Le geste dansé comme vecteur de créativité et d’empouvoirement

Le mouvement dansé aide également à se connecter à son pouvoir d’imagination et à sa créativité. Ce sont des outils extrêmement puissants de réappropriation de son environnement et de son propre schéma narratif. En utilisant son imagination, en faisant appel à des images mentales et des manières de bouger qui datent parfois de l’enfance. On s’autorise à apporter quelque chose de soi à sa représentation du réel. Egalement, on invente des mouvements et des formes, on sort de sa zone de confort. On connaît d’ailleurs les vertus de la créativité dans toutes les branches de l’art-thérapie. En créant, en inventant, on prend la main sur son mode d’expression, on laisse sa trace dans le monde et on affirme son individualité.  

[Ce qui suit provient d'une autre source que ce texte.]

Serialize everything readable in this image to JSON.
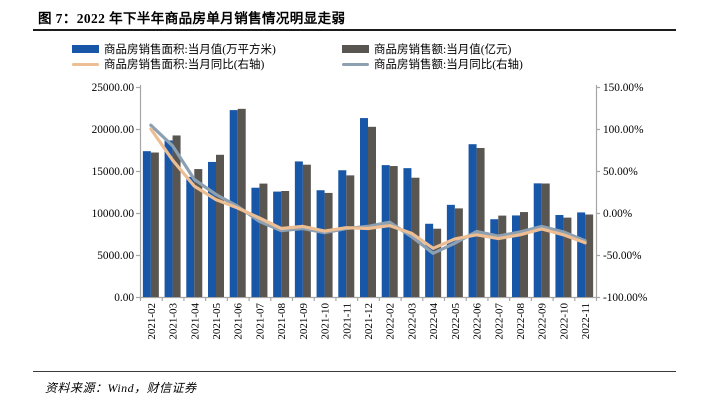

En danse-thérapie, on a par ailleurs l’immense chance de disposer de tout le vocabulaire de son corps, ce qui décuple encore les possibilités de création et d’expression. J’ai trouvé ainsi en la danse le plus bel outil de connexion à son intériorité, dans le sens où elle fait fi du langage verbal. Elle permet de contacter une facette de soi plus brute, plus sauvage, moins policée par les conventions et le convenable.